Ilfracombe is indeed in a beautiful setting, on the edge of the dramatic Exmoor coastline.
The Victorians flocked here, shaping much of its infrastructure but Ilfracombe’s seafaring heritage has played its part too.
A port since at least the 12th century, it’s said to have England’s oldest working lighthouse in the 14th -century chapel at the top of Lantern Hill. It’s been home to famous naval families. Nelson worked on plans for the Battle of Trafalgar while staying here and Ilfracombe was the birthplace of Captain John Lapenotiere, who carried news of Nelson’s death at Trafalgar, back to England on HMS Pickle.
Ilfracombe has an illustrious history, but like most seaside towns it’s suffered the effects of changing times, coping with problems of fluctuating seasonal work, multi-occupancy rented houses and accompanying social problems – but this is a town with an independent and brave spirit.

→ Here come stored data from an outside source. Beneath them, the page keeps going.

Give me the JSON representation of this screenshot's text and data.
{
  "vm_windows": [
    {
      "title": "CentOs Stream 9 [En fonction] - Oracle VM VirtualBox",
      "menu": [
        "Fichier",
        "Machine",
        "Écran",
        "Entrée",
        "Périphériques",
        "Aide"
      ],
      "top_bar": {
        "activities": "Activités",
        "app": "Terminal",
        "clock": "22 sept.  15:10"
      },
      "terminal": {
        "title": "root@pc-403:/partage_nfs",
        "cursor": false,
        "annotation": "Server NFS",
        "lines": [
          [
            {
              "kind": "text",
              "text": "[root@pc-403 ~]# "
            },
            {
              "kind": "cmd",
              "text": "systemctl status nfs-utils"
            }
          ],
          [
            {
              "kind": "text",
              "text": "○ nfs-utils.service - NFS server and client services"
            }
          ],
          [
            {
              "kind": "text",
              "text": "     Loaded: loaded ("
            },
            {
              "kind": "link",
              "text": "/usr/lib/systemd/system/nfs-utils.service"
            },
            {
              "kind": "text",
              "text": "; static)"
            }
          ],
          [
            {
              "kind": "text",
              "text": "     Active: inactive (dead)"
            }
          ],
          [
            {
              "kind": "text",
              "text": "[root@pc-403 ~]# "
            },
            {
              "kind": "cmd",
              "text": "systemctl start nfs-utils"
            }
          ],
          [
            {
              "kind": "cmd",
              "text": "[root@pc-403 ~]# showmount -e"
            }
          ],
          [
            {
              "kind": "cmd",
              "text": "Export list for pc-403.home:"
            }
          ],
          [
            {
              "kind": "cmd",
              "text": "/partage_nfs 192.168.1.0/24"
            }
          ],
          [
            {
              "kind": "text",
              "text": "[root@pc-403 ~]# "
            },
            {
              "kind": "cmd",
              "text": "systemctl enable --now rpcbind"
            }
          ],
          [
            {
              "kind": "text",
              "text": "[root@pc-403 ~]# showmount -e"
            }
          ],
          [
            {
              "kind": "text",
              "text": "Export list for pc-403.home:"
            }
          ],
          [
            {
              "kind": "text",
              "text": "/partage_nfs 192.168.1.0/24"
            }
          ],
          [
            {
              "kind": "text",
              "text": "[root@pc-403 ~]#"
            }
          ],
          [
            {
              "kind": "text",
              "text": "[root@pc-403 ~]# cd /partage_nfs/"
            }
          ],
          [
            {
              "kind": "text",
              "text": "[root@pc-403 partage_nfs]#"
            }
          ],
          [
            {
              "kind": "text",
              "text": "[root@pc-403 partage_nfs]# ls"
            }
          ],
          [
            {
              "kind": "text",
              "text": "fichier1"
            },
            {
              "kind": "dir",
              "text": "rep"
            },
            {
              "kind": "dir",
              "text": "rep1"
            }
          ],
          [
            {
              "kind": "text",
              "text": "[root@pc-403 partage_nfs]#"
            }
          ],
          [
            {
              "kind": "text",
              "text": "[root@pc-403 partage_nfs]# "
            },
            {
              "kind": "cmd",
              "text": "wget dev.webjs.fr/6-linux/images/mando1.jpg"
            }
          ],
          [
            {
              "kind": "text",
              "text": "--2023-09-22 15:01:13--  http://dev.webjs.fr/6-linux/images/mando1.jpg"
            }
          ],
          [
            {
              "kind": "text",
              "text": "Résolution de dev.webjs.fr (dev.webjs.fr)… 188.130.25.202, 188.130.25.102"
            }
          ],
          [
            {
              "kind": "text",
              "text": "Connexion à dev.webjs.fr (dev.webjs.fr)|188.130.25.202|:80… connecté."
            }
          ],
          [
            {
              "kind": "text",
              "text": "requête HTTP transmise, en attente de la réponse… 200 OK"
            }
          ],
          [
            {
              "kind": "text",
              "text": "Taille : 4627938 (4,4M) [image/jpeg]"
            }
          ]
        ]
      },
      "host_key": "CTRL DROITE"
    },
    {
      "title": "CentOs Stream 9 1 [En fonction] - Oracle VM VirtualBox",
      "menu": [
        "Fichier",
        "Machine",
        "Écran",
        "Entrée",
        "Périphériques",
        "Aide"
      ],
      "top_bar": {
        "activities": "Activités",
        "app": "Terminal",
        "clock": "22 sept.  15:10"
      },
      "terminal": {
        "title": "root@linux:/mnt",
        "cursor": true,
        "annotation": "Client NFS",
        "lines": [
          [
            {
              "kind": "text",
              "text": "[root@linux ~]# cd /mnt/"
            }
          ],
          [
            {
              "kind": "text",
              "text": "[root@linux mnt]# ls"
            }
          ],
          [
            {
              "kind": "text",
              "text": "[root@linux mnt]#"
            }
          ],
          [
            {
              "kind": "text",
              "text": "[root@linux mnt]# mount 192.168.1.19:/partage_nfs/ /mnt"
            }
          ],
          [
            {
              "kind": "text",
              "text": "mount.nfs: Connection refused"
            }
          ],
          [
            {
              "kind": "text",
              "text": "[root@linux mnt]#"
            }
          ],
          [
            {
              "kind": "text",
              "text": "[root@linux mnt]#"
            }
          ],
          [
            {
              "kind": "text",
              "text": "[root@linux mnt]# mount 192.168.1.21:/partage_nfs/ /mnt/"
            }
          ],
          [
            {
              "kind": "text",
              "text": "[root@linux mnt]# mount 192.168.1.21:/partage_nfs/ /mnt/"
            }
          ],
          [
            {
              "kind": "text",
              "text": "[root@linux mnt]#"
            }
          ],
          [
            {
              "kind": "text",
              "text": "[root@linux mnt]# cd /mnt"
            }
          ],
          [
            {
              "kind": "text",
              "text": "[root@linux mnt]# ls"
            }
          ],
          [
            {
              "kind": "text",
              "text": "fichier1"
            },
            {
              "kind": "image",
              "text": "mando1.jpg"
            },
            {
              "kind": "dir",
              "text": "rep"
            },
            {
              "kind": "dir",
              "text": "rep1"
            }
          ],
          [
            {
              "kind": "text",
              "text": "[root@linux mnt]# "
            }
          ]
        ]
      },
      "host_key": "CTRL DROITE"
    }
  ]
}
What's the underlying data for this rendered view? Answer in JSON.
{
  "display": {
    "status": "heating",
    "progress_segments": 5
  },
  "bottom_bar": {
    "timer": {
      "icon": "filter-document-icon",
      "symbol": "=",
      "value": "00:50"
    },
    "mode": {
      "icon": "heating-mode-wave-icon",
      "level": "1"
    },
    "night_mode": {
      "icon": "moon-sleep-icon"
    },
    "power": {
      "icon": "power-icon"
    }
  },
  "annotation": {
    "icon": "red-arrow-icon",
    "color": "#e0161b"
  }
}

About 20 years ago, things started changing. As a local reporter, I’d be sat in council meetings witnessing fractious scenes of infighting; just for the sake of it, it seemed. Anyone with a positive attitude was brow-beaten and worn down by the constant arguments. But then something happened – the council was taken over by new people, who came in, boosting the beleaguered few, and together they set about getting things done. It’s taken time, but Ilfracombe is now ahead of the game in many ways. Set up in 2013, One Ilfracombe is a pioneering project that brings the town together to improve the economic prosperity, living conditions and the health of local people.